DePennier stood there, a sardonic smile on his face as he closed the door
behind him. It faltered slightly when he caught sight of the gun, and he put
his hands up, somehow still maintaining an air of complete confidence.
So,
you didn't know Garret had this in his bottom drawer, or you'd have expected me
to have it.
"It's a foolish or desperate person," he said, "that bears a
ballistic weapon on a space station." His voice had that level baritone
that now sparked an inkling of panic in Jaq's abdomen whenever she heard it.
She kept the weapon pointed steadily at his face. "Colour me desperate,
then."
"Is it even loaded, or are you hoping to frighten me with a bluff?"
"The ammo box said HE on it. I'm pretty sure that's bad." She wasn't
certain, but it was possible his nostrils flared ever so slightly in response.
"What gave me away, DePennier? How did you know I was here?"

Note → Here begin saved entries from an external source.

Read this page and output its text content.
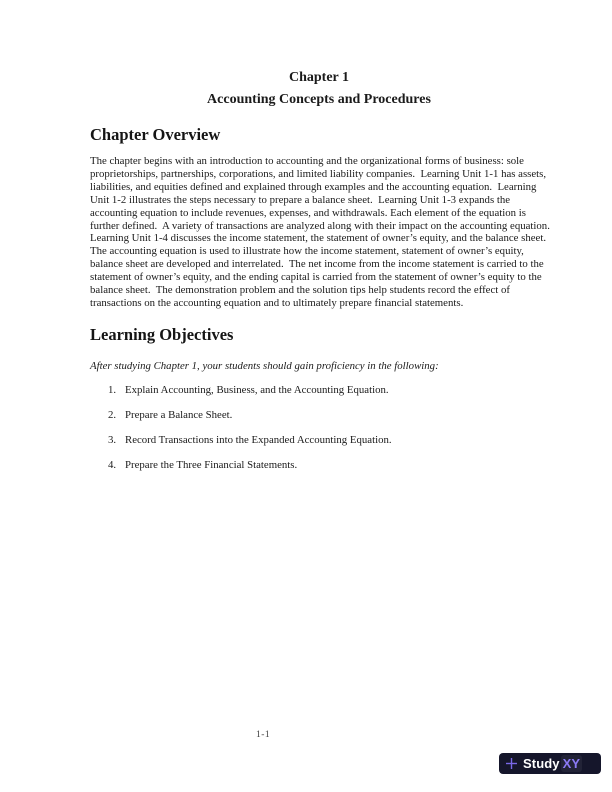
Chapter 1
Accounting Concepts and Procedures
Chapter Overview

The chapter begins with an introduction to accounting and the organizational forms of business: sole proprietorships, partnerships, corporations, and limited liability companies.  Learning Unit 1-1 has assets, liabilities, and equities defined and explained through examples and the accounting equation.  Learning Unit 1-2 illustrates the steps necessary to prepare a balance sheet.  Learning Unit 1-3 expands the accounting equation to include revenues, expenses, and withdrawals. Each element of the equation is further defined.  A variety of transactions are analyzed along with their impact on the accounting equation.  Learning Unit 1-4 discusses the income statement, the statement of owner’s equity, and the balance sheet.   The accounting equation is used to illustrate how the income statement, statement of owner’s equity, balance sheet are developed and interrelated.  The net income from the income statement is carried to the statement of owner’s equity, and the ending capital is carried from the statement of owner’s equity to the balance sheet.  The demonstration problem and the solution tips help students record the effect of transactions on the accounting equation and to ultimately prepare financial statements.

Learning Objectives

After studying Chapter 1, your students should gain proficiency in the following:

1. Explain Accounting, Business, and the Accounting Equation.
2. Prepare a Balance Sheet.
3. Record Transactions into the Expanded Accounting Equation.
4. Prepare the Three Financial Statements.
1-1
Study XY
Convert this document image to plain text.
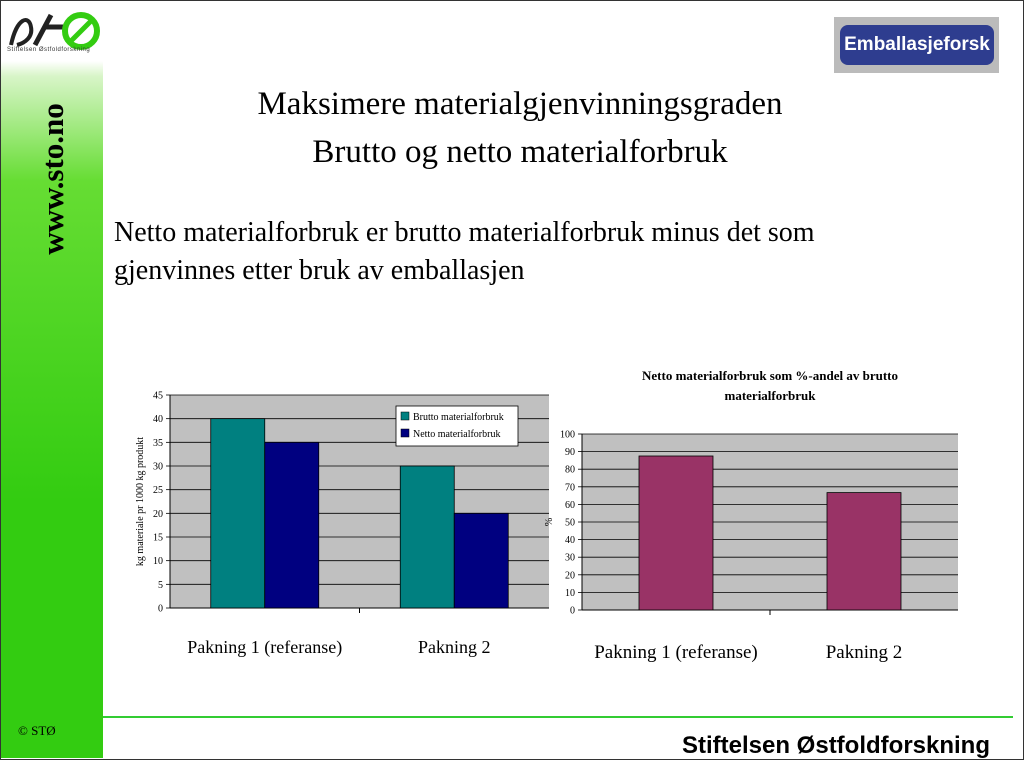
Stiftelsen Østfoldforskning
www.sto.no
© STØ
Emballasjeforsk
Maksimere materialgjenvinningsgraden
Brutto og netto materialforbruk
Netto materialforbruk er brutto materialforbruk minus det som gjenvinnes etter bruk av emballasjen
0
5
10
15
20
25
30
35
40
45
Pakning 1 (referanse)	Pakning 2
kg materiale pr 1000 kg produkt
Brutto materialforbruk
Netto materialforbruk
Netto materialforbruk som %-andel av brutto
materialforbruk
0
10
20
30
40
50
60
70
80
90
100
Pakning 1 (referanse)	Pakning 2
%
Stiftelsen Østfoldforskning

"You really shouldn't have trusted Helen. The woman's mind is a wreck, and
I can pick through it like a fox through the garbage. When I found out she'd
hidden items for you, I knew you'd be coming here. Our friend," he
indicated the cyborg corpse in front of the displays, "and his proximity
sensor did the rest.
Jaq glanced across at the stiff figure in the chair, and then glared at
DePennier. "What in god's name is that thing?"
"In god's name? Nothing. Our name for it is a mummy. Did you know that
human security operatives miss 78% of movement on monitor displays like this
one? It's an incredibly inefficient security system. Our mummy misses nothing,
and can be placed in front of any standard set-up without any need for
customisation."
"Did you have to use a real body?"
He smiled. "We didn't
have
to, no. Come along, Ms Fennet." He
made to step forward, raising one hand in request. "Give me the weapon. We
both know you're not going to kill me."
She widened her eyes at him and he stopped in his tracks, perhaps interpreting
the chemical reactions he'd inspired. "After what you put me through in
that interrogation room, do you really think I'll have any difficulty pulling
this trigger? Besides, you said yourself I have the instinct. Back me into a
corner, DePennier, and I'll be the only one walking out of it."
For the first time, she saw frustration in his expression. He'd put on a good
display of anger when threatening her before, but this was subtly different.
There was nothing as obvious as Garret's nervous tick, but the tightening of
muscles around DePennier's mouth was a mental pat on the back for Jaq.